Michael Plant is chief editor and writer of gaming ezine and blog GamesCatalyst.com, as well as editor of 'The Independent'’s games review printed in the Saturday supplement 'Information'. Established in February 2011, Games Catalyst endeavours to bring its unique brand of fact and satire to the videogaming community and, in tandem with 'The Independent', hopefully turn a few non-believers on to gaming while we’re at it.
Wednesday 02 May 2012
The Fable series is renowned for three things – moral choices, a decidedly British sense of humour, and an unnerving ability to not quite deliver on its massive promises.

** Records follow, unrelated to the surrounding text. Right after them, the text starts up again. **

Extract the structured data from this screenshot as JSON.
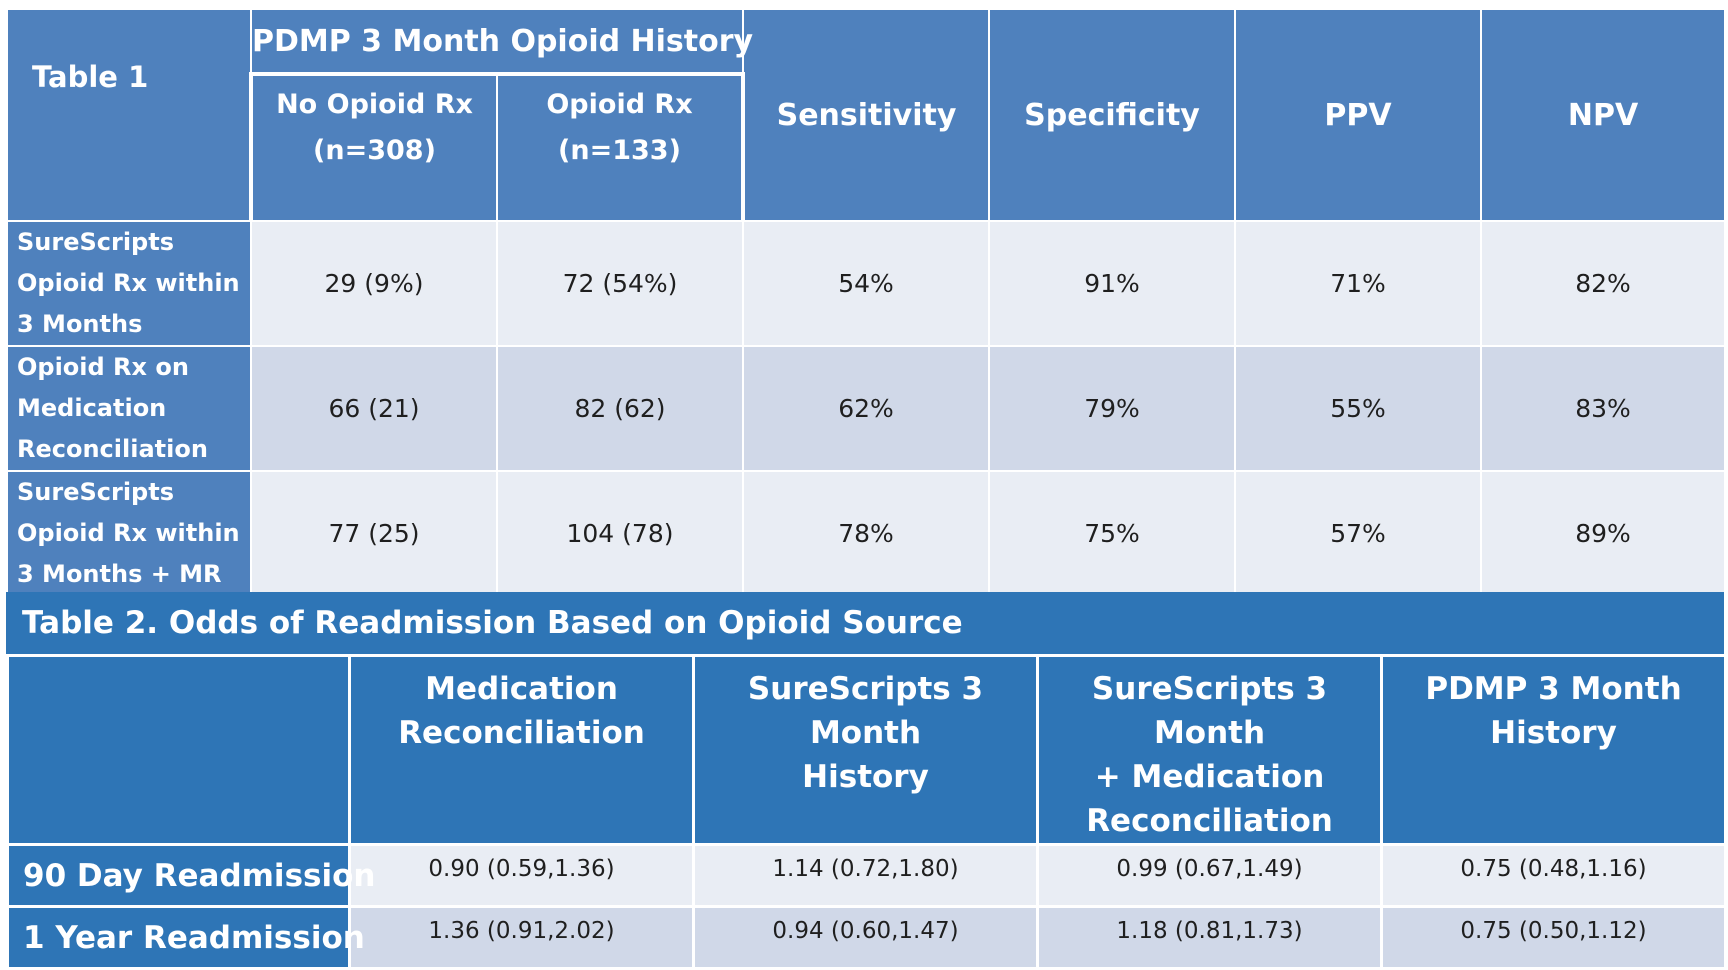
{
  "table1": {
    "title": "Table 1",
    "group_header": "PDMP 3 Month Opioid History",
    "sub_headers": [
      {
        "line1": "No Opioid Rx",
        "line2": "(n=308)"
      },
      {
        "line1": "Opioid Rx",
        "line2": "(n=133)"
      }
    ],
    "metrics": [
      "Sensitivity",
      "Specificity",
      "PPV",
      "NPV"
    ],
    "rows": [
      {
        "label_lines": [
          "SureScripts",
          "Opioid  Rx within",
          "3 Months"
        ],
        "cells": [
          "29 (9%)",
          "72 (54%)",
          "54%",
          "91%",
          "71%",
          "82%"
        ]
      },
      {
        "label_lines": [
          "Opioid  Rx on",
          "Medication",
          "Reconciliation"
        ],
        "cells": [
          "66 (21)",
          "82 (62)",
          "62%",
          "79%",
          "55%",
          "83%"
        ]
      },
      {
        "label_lines": [
          "SureScripts",
          "Opioid  Rx within",
          "3 Months + MR"
        ],
        "cells": [
          "77 (25)",
          "104 (78)",
          "78%",
          "75%",
          "57%",
          "89%"
        ]
      }
    ]
  },
  "table2": {
    "title": "Table 2. Odds of Readmission Based on Opioid Source",
    "columns": [
      {
        "lines": [
          "Medication",
          "Reconciliation"
        ]
      },
      {
        "lines": [
          "SureScripts 3 Month",
          "History"
        ]
      },
      {
        "lines": [
          "SureScripts 3 Month",
          "+ Medication",
          "Reconciliation"
        ]
      },
      {
        "lines": [
          "PDMP 3 Month",
          "History"
        ]
      }
    ],
    "rows": [
      {
        "label": "90 Day Readmission",
        "cells": [
          "0.90  (0.59,1.36)",
          "1.14  (0.72,1.80)",
          "0.99  (0.67,1.49)",
          "0.75  (0.48,1.16)"
        ]
      },
      {
        "label": "1 Year Readmission",
        "cells": [
          "1.36  (0.91,2.02)",
          "0.94  (0.60,1.47)",
          "1.18  (0.81,1.73)",
          "0.75  (0.50,1.12)"
        ]
      }
    ]
  }
}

The trilogy of games that Lionhead have released so far have been wildly ambitious, and whilst none of them have managed to do everything they’ve set out to, they’ve still been hugely enjoyable experiences.
Fable Heroes is a different kettle of fish altogether. A side scrolling, hack-and-slash beat-em-up featuring puppet versions of some of the characters from the main games, it takes you on a whimsical whistle stop tour of Albion’s major attractions, and puts its emphasis firmly on enjoyable multiplayer shenanigans.
You control one of a quartet of puppets, selected from a roster that includes Reaver, Hammer and Garth from Fable 2, as well as the hero of Fable 3, and a variety of other bit part players that you unlock as you fight and explore. The other three are either controlled by the computer, by online acquaintances, or by friends playing on the same console.
With your hero chosen, you work your way through a stylised world map that looks like a cross between a board game and Geppetto’s workshop. Each major city of Albion, from Bowerstone to Aurora, is represented, and you have to fight your way through the vile minions that have overtaken them.
Combat is simple and repetitive, but packs enough of a punch that it doesn’t get boring too quickly. Defeated enemies, smashed scenery and unlocked chests spew out golden coins, which can be spent on making your hero tougher once the level is finished.
Towards the end of each town your path forks and you’re given a choice. One way leads you to a boss battle, the other to a party game. Kicking chickens, racing down rivers and sledding down mountains are just some of the treats waiting for you, and whilst they’re not the most sophisticated of sections, with a few friends around they can be a lot of fun.
The bosses all follow similar patterns, and there’s not much to defeating them other than hammering your attack buttons and dodging at the right time. Much like the party games, they’re nothing special, but the streak of humour that runs through Fable Heroes keeps them interesting all the same.
Death isn’t a particularly grand obstacle, as running out of health just turns you into a ghost. You can’t collect gold when you’re a ghost, so it’s unlikely you’re going to finish the level ahead of your playmates, but collecting a heart will bring you back into the land of the living, and the game is pretty generous when it comes to doling them out.
Ultimately Fable Heroes is just about fun enough. It has no grand aims, and no singularly brilliant ideas, but its hacking and slashing are simple enough that anyone can join in, and its mistakes, where it makes them, are small enough to forgive. As a single player experience, it’s a little flat, but throw some friends into the mix, and you’re left with an addictive, if shallow, multiplayer knees-up.